Deutsches Studentenwerk: Bologna ist für die Studierenden da

 
Berlin, 6. Mai 2011. Das Deutsche Studentenwerk (DSW) appelliert vor der heute in Berlin beginnenden Nationalen Bologna-Konferenz an Bund, Länder und Hochschulen, die Interessen der Studierenden an die erste Stelle im Bologna-Reformprozess zu setzen. „Es geht zuerst und zuvorderst um die Studierenden; für sie ist der ganze Bologna-Prozess überhaupt in Gang gesetzt worden“, sagte DSW-Präsident Prof. Dr. Rolf Dobischat unmittelbar vor Beginn der Konferenz.
 
Dobischat: „Bologna ist ein Versprechen an die Studierenden: Die Lehre wird noch stärker auf Euch ausgerichtet, ihr erhaltet eine wissenschaftlich fundierte, auf dem Arbeitsmarkt nachgefragte Hochschulbildung in kurzer Zeit, und Eure Studienleistungen werden sowohl in Deutschland als auch im gesamten europäischen Hochschulraum mit seinen 46 Staaten problemlos anerkannt.
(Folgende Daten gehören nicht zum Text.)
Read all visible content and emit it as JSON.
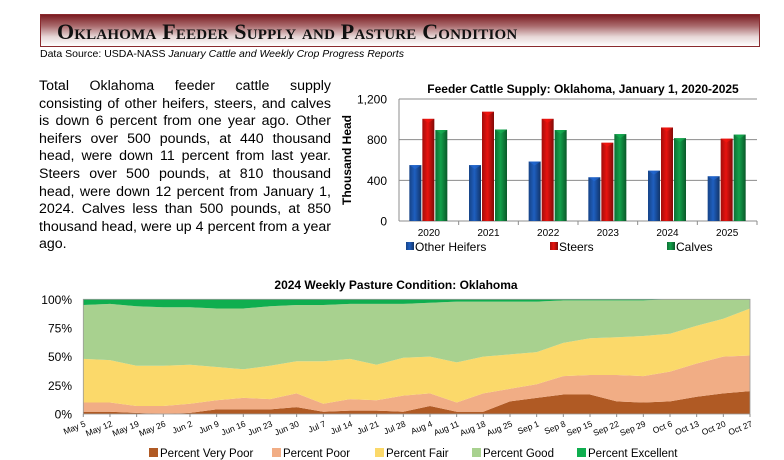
{
  "header": {
    "title": "Oklahoma Feeder Supply and Pasture Condition",
    "source_prefix": "Data Source: USDA-NASS ",
    "source_italic": "January Cattle and Weekly Crop Progress Reports"
  },
  "summary_text": "Total Oklahoma feeder cattle supply consisting of other heifers, steers, and calves is down 6 percent from one year ago. Other heifers over 500 pounds, at 440 thousand head, were down 11 percent from last year. Steers over 500 pounds, at 810 thousand head, were down 12 percent from January 1, 2024. Calves less than 500 pounds, at 850 thousand head, were up 4 percent from a year ago.",
  "chart_data": [
    {
      "type": "bar",
      "title": "Feeder Cattle Supply: Oklahoma, January 1, 2020-2025",
      "xlabel": "",
      "ylabel": "Thousand Head",
      "ylim": [
        0,
        1200
      ],
      "yticks": [
        0,
        400,
        800,
        1200
      ],
      "ytick_labels": [
        "0",
        "400",
        "800",
        "1,200"
      ],
      "grid": true,
      "legend_position": "bottom",
      "categories": [
        "2020",
        "2021",
        "2022",
        "2023",
        "2024",
        "2025"
      ],
      "series": [
        {
          "name": "Other Heifers",
          "color": "#1f5fbf",
          "values": [
            550,
            550,
            585,
            430,
            495,
            440
          ]
        },
        {
          "name": "Steers",
          "color": "#e8130f",
          "values": [
            1005,
            1075,
            1005,
            770,
            920,
            810
          ]
        },
        {
          "name": "Calves",
          "color": "#12a04a",
          "values": [
            895,
            900,
            895,
            855,
            815,
            850
          ]
        }
      ]
    },
    {
      "type": "area",
      "stacked": true,
      "title": "2024 Weekly Pasture Condition: Oklahoma",
      "xlabel": "",
      "ylabel": "",
      "ylim": [
        0,
        100
      ],
      "yticks": [
        0,
        25,
        50,
        75,
        100
      ],
      "ytick_labels": [
        "0%",
        "25%",
        "50%",
        "75%",
        "100%"
      ],
      "grid": false,
      "legend_position": "bottom",
      "x": [
        "May 5",
        "May 12",
        "May 19",
        "May 26",
        "Jun 2",
        "Jun 9",
        "Jun 16",
        "Jun 23",
        "Jun 30",
        "Jul 7",
        "Jul 14",
        "Jul 21",
        "Jul 28",
        "Aug 4",
        "Aug 11",
        "Aug 18",
        "Aug 25",
        "Sep 1",
        "Sep 8",
        "Sep 15",
        "Sep 22",
        "Sep 29",
        "Oct 6",
        "Oct 13",
        "Oct 20",
        "Oct 27"
      ],
      "series": [
        {
          "name": "Percent Very Poor",
          "color": "#b05a24",
          "values": [
            2,
            2,
            1,
            0,
            1,
            4,
            4,
            4,
            6,
            2,
            3,
            3,
            2,
            7,
            2,
            2,
            11,
            14,
            17,
            17,
            11,
            10,
            11,
            15,
            18,
            20
          ]
        },
        {
          "name": "Percent Poor",
          "color": "#f1ad85",
          "values": [
            8,
            8,
            6,
            7,
            8,
            8,
            10,
            9,
            12,
            7,
            10,
            9,
            14,
            11,
            8,
            16,
            11,
            12,
            16,
            17,
            23,
            23,
            26,
            29,
            32,
            31
          ]
        },
        {
          "name": "Percent Fair",
          "color": "#fbd96a",
          "values": [
            38,
            37,
            35,
            35,
            34,
            29,
            25,
            29,
            28,
            37,
            35,
            31,
            33,
            32,
            35,
            32,
            30,
            28,
            29,
            32,
            33,
            35,
            33,
            33,
            33,
            41
          ]
        },
        {
          "name": "Percent Good",
          "color": "#a8d18f",
          "values": [
            47,
            49,
            52,
            51,
            50,
            51,
            53,
            52,
            49,
            49,
            48,
            53,
            47,
            47,
            53,
            48,
            46,
            44,
            37,
            33,
            32,
            31,
            30,
            23,
            17,
            8
          ]
        },
        {
          "name": "Percent Excellent",
          "color": "#0fae4f",
          "values": [
            5,
            4,
            6,
            7,
            7,
            8,
            8,
            6,
            5,
            5,
            4,
            4,
            4,
            3,
            2,
            2,
            2,
            2,
            1,
            1,
            1,
            1,
            0,
            0,
            0,
            0
          ]
        }
      ]
    }
  ]
}
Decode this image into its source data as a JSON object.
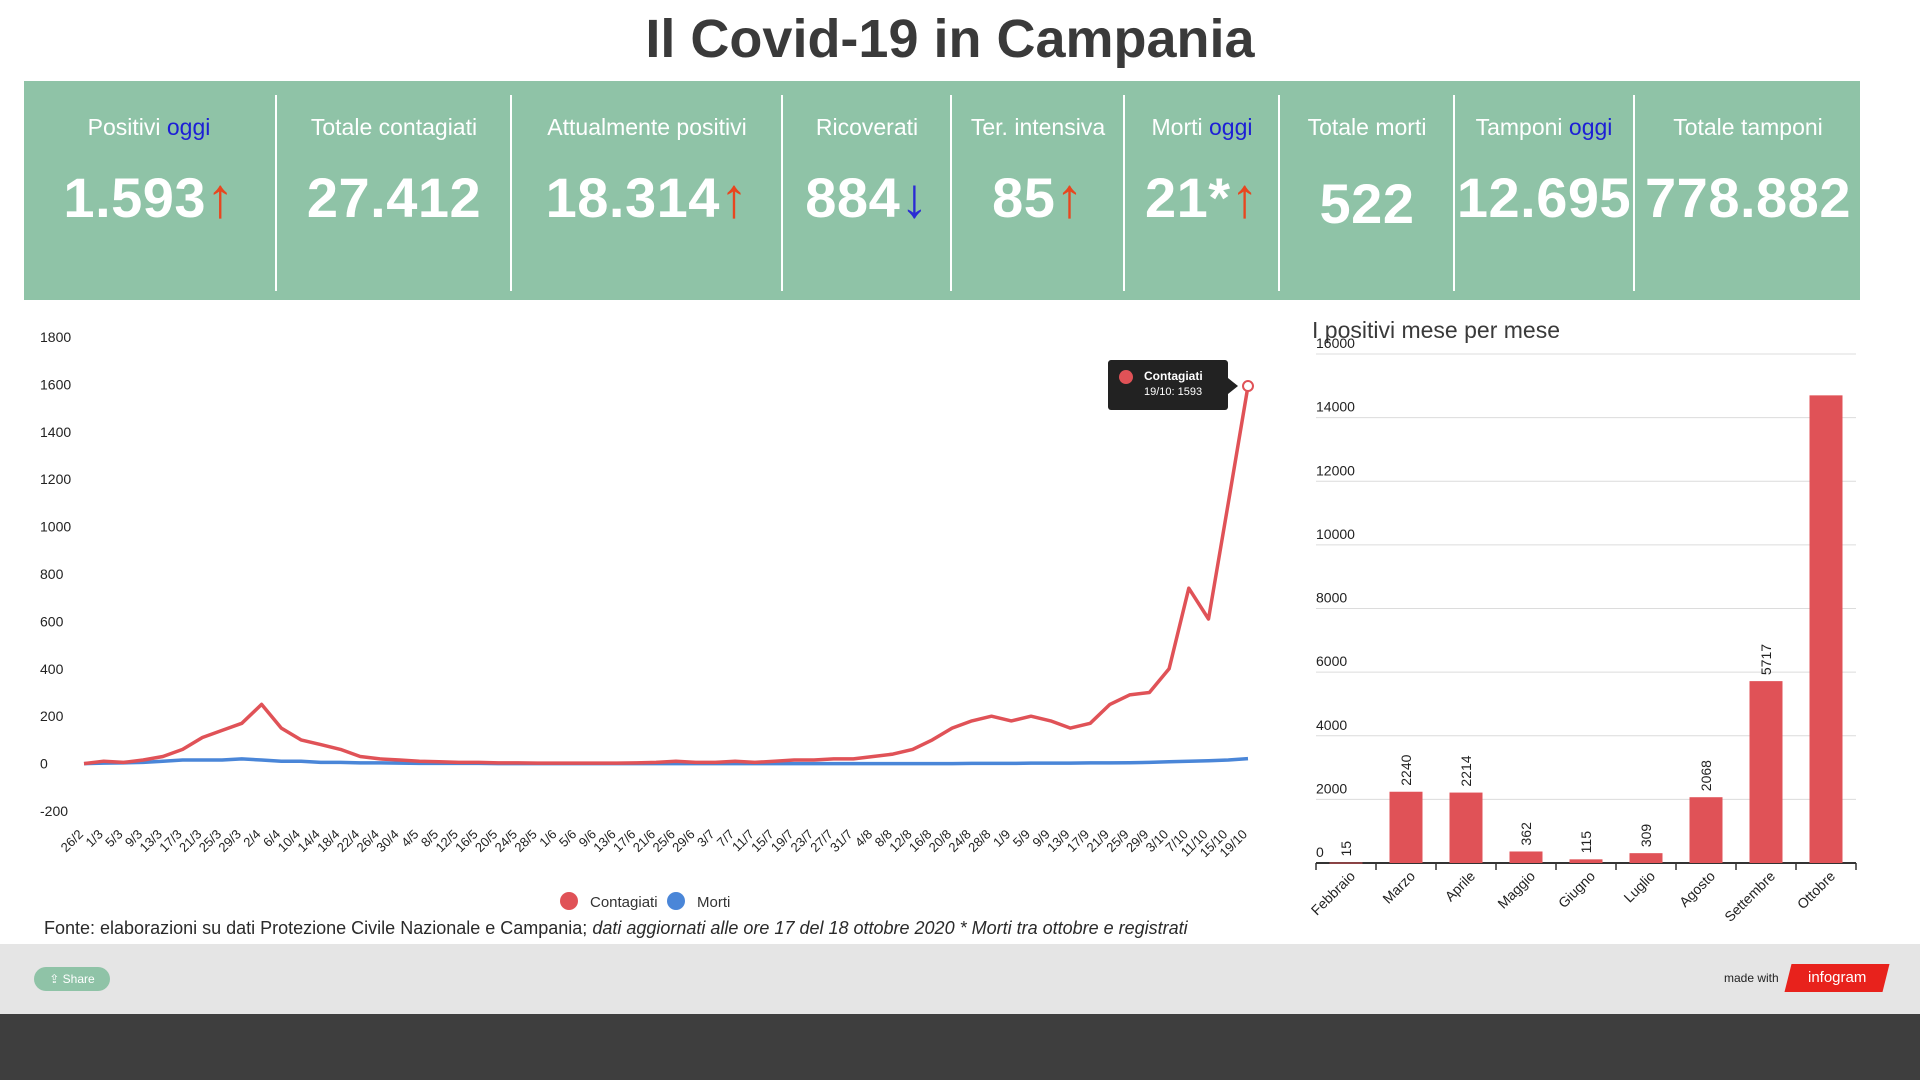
{
  "title": "Il Covid-19 in Campania",
  "stats": [
    {
      "label": "Positivi",
      "oggi": "oggi",
      "value": "1.593",
      "arrow": "↑",
      "trend": "up"
    },
    {
      "label": "Totale contagiati",
      "oggi": "",
      "value": "27.412",
      "arrow": "",
      "trend": ""
    },
    {
      "label": "Attualmente positivi",
      "oggi": "",
      "value": "18.314",
      "arrow": "↑",
      "trend": "up"
    },
    {
      "label": "Ricoverati",
      "oggi": "",
      "value": "884",
      "arrow": "↓",
      "trend": "down"
    },
    {
      "label": "Ter. intensiva",
      "oggi": "",
      "value": "85",
      "arrow": "↑",
      "trend": "up"
    },
    {
      "label": "Morti",
      "oggi": "oggi",
      "value": "21*",
      "arrow": "↑",
      "trend": "up"
    },
    {
      "label": "Totale morti",
      "oggi": "",
      "value": "522",
      "arrow": "",
      "trend": ""
    },
    {
      "label": "Tamponi",
      "oggi": "oggi",
      "value": "12.695",
      "arrow": "",
      "trend": ""
    },
    {
      "label": "Totale tamponi",
      "oggi": "",
      "value": "778.882",
      "arrow": "",
      "trend": ""
    }
  ],
  "colors": {
    "panel": "#8fc3a7",
    "contagiati": "#e05257",
    "morti": "#4a86d8",
    "up_arrow": "#e8461f",
    "down_arrow": "#2b2bd4",
    "oggi": "#1d1fd6"
  },
  "chart_data": [
    {
      "type": "line",
      "title": "",
      "ylim": [
        -200,
        1800
      ],
      "yticks": [
        1800,
        1600,
        1400,
        1200,
        1000,
        800,
        600,
        400,
        200,
        0,
        -200
      ],
      "xlabels": [
        "26/2",
        "1/3",
        "5/3",
        "9/3",
        "13/3",
        "17/3",
        "21/3",
        "25/3",
        "29/3",
        "2/4",
        "6/4",
        "10/4",
        "14/4",
        "18/4",
        "22/4",
        "26/4",
        "30/4",
        "4/5",
        "8/5",
        "12/5",
        "16/5",
        "20/5",
        "24/5",
        "28/5",
        "1/6",
        "5/6",
        "9/6",
        "13/6",
        "17/6",
        "21/6",
        "25/6",
        "29/6",
        "3/7",
        "7/7",
        "11/7",
        "15/7",
        "19/7",
        "23/7",
        "27/7",
        "31/7",
        "4/8",
        "8/8",
        "12/8",
        "16/8",
        "20/8",
        "24/8",
        "28/8",
        "1/9",
        "5/9",
        "9/9",
        "13/9",
        "17/9",
        "21/9",
        "25/9",
        "29/9",
        "3/10",
        "7/10",
        "11/10",
        "15/10",
        "19/10"
      ],
      "legend": [
        "Contagiati",
        "Morti"
      ],
      "legend_position": "bottom",
      "tooltip": {
        "series": "Contagiati",
        "text": "19/10: 1593"
      },
      "series": [
        {
          "name": "Contagiati",
          "values": [
            0,
            10,
            5,
            15,
            30,
            60,
            110,
            140,
            170,
            250,
            150,
            100,
            80,
            60,
            30,
            20,
            15,
            10,
            8,
            5,
            5,
            3,
            3,
            2,
            2,
            2,
            2,
            2,
            3,
            5,
            10,
            5,
            5,
            10,
            5,
            10,
            15,
            15,
            20,
            20,
            30,
            40,
            60,
            100,
            150,
            180,
            200,
            180,
            200,
            180,
            150,
            170,
            250,
            290,
            300,
            400,
            740,
            610,
            1100,
            1593
          ]
        },
        {
          "name": "Morti",
          "values": [
            0,
            2,
            3,
            5,
            10,
            15,
            15,
            15,
            20,
            15,
            10,
            10,
            5,
            5,
            3,
            3,
            2,
            1,
            1,
            1,
            1,
            0,
            0,
            0,
            0,
            0,
            0,
            0,
            0,
            0,
            0,
            0,
            0,
            0,
            0,
            0,
            0,
            0,
            0,
            0,
            0,
            0,
            0,
            0,
            0,
            1,
            1,
            1,
            2,
            2,
            2,
            3,
            3,
            4,
            5,
            8,
            10,
            12,
            15,
            21
          ]
        }
      ]
    },
    {
      "type": "bar",
      "title": "I positivi mese per mese",
      "ylim": [
        0,
        16000
      ],
      "yticks": [
        16000,
        14000,
        12000,
        10000,
        8000,
        6000,
        4000,
        2000,
        0
      ],
      "categories": [
        "Febbraio",
        "Marzo",
        "Aprile",
        "Maggio",
        "Giugno",
        "Luglio",
        "Agosto",
        "Settembre",
        "Ottobre"
      ],
      "values": [
        15,
        2240,
        2214,
        362,
        115,
        309,
        2068,
        5717,
        14700
      ],
      "data_labels": [
        "15",
        "2240",
        "2214",
        "362",
        "115",
        "309",
        "2068",
        "5717",
        ""
      ]
    }
  ],
  "source": {
    "text": "Fonte: elaborazioni su dati Protezione Civile Nazionale e Campania; ",
    "italic": "dati aggiornati alle ore 17 del 18 ottobre 2020 * Morti tra ottobre e registrati"
  },
  "footer": {
    "share_label": "Share",
    "made_with": "made with",
    "brand": "infogram"
  }
}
Dieses Versprechen ist noch lange nicht eingelöst.“
 
Die vor der heutigen Konferenz veröffentlichten, neuen Studien, etwa des Stifterverbands für die Deutsche Wissenschaft und des Hochschul-Informations-Systems, zeichneten zwar ein auf den ersten Blick positives Bild des Bologna-Prozesses. „Doch bei genauerem Hinsehen zeigt sich, es gibt noch viel zu tun“, kommentierte Dobischat. 
 
Er nennt als Beispiele den von Bachelor-Studierenden sowie auch Unternehmen geforderten stärkeren Praxisbezug im Bachelor-Studium, die Frage, ob den Bachelor-Absolventen ausreichend Master-Studienplätze zur Verfügung stehen sowie die im Vergleich zu den „alten“ Studiengängen noch immer geringe Auslandsmobilität der Bachelor-Studierenden.
 
„Die deutsche Hochschulszene sollte sich heute nicht auf die Schultern klopfen, sondern die Defizite und Probleme im Bologna-Prozess angehen – im Interesse der Studierenden, für die Bologna gedacht ist“, so Dobischat.